Our story isn’t about her dying, it’s about us living each day to the fullest while dealing with a crippling disease. If I wouldn’t have taken a second chance at love, I would have missed out on the most wonderful relationship in my life. When you pick up a copy of our book, Love’s True Second Chance, you will see that true love is still out there if you’re brave enough to take the chance.
Are you ready for vampires to regain their standing in the genre? Are you ready for them to return to the roots of Bram Stoker’s vile creatures? Wait no longer. Occupation is a travel through the dark days of WWII. The Germans have conquered Poland and implemented their plan of “Occupation.” As the local inhabitants are rounded up, the Germans have no idea they are shipping off the food supply of rivaling vampire clans, The Romanovs and Boirarskys. They have fought for centuries with neither dominating the other. That is about to change when they realize there is a new threat to deal with —The Third Reich!
What are some of your favorites?
Books A Bridge Too Far, Patton, Story of Wake Island, Arsenal of Democracy, Elizabeth Smart, One Damn Island after Another, Willie Nelson, Hunt for Red October, Red Storm Rising Last stand of the Tin Cans, Shift, In Such Good Company and so many more.
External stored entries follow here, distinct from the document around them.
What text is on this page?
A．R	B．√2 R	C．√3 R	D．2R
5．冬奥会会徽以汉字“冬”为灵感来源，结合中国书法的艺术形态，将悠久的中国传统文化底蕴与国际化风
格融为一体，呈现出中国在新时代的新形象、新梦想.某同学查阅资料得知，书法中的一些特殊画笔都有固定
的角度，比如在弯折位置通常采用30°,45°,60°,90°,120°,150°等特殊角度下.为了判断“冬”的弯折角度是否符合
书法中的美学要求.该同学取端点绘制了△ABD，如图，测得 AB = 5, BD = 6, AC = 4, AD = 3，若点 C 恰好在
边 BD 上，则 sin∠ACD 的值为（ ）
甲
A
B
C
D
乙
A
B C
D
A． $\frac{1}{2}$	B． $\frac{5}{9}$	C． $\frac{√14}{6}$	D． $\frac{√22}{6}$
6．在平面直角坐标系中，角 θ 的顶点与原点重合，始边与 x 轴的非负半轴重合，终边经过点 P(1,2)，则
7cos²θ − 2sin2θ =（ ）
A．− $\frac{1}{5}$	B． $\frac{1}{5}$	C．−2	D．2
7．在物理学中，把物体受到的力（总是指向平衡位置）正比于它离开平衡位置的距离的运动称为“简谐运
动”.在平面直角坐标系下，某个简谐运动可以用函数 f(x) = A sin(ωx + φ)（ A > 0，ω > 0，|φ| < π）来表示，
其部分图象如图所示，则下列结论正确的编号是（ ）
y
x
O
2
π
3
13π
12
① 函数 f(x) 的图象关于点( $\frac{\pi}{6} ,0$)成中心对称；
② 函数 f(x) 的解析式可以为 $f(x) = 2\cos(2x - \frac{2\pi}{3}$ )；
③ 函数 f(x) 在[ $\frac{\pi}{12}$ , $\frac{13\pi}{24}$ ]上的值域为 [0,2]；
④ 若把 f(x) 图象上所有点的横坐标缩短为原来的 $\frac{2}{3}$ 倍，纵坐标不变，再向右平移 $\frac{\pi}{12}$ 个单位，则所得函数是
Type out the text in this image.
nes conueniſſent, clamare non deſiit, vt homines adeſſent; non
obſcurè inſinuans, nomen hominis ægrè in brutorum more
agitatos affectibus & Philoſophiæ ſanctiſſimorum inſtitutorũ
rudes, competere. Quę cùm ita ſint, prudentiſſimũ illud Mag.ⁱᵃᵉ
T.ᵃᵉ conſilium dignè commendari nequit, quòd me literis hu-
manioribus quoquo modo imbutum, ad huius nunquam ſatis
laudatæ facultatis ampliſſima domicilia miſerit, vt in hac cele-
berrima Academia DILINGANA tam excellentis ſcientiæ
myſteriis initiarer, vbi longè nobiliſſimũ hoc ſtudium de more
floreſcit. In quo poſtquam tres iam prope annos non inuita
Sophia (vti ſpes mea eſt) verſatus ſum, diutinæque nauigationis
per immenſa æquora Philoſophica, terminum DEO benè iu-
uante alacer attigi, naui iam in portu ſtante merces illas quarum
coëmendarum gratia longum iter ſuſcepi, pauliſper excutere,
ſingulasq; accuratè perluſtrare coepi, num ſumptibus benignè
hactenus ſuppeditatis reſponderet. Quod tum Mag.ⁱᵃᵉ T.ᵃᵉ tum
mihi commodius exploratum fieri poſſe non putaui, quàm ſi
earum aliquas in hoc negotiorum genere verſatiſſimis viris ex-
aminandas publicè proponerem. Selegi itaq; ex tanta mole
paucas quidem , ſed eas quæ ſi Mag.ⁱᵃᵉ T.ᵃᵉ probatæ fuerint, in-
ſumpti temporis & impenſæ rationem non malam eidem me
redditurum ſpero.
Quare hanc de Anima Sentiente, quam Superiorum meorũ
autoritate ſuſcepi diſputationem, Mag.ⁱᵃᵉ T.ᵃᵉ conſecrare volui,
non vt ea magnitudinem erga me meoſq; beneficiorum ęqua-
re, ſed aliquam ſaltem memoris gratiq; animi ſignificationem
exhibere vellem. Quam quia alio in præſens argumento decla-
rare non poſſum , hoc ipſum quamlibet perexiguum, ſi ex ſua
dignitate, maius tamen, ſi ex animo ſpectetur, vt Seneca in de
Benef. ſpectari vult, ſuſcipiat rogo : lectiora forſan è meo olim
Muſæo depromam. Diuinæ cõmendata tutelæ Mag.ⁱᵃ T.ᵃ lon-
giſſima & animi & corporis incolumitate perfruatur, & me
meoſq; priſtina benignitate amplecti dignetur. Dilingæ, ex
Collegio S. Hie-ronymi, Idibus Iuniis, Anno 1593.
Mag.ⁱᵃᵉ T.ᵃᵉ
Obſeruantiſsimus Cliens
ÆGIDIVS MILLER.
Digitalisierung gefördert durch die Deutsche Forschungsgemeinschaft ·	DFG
Why do you do what you do?
Because I love it! Construction, maybe not so much, but it does pay the bills. Writing because I get to meet a lot of interesting people and share mutual stories. We’ve all heard the saying, “never judge a book by its cover,” yet we still do it. When I talk to strangers, they are no longer strangers when we wrap up our conversation.
What are a few of your goals?
Touching as many people as I can with the stories I write.
Retiring and building an HO train set.
Having one of my books turned into a movie.
Spending more time with my adult children and grand-children.
What do the words “Best Ever You” mean to you?
Letting your true talents shine through and sharing them with as many people as possible. If we can help others achieve their “best ever you” I would like to think it assists us the same way.
Loves True Second Chance book is the recipient of the Elizabeth's Best Award for January 2020.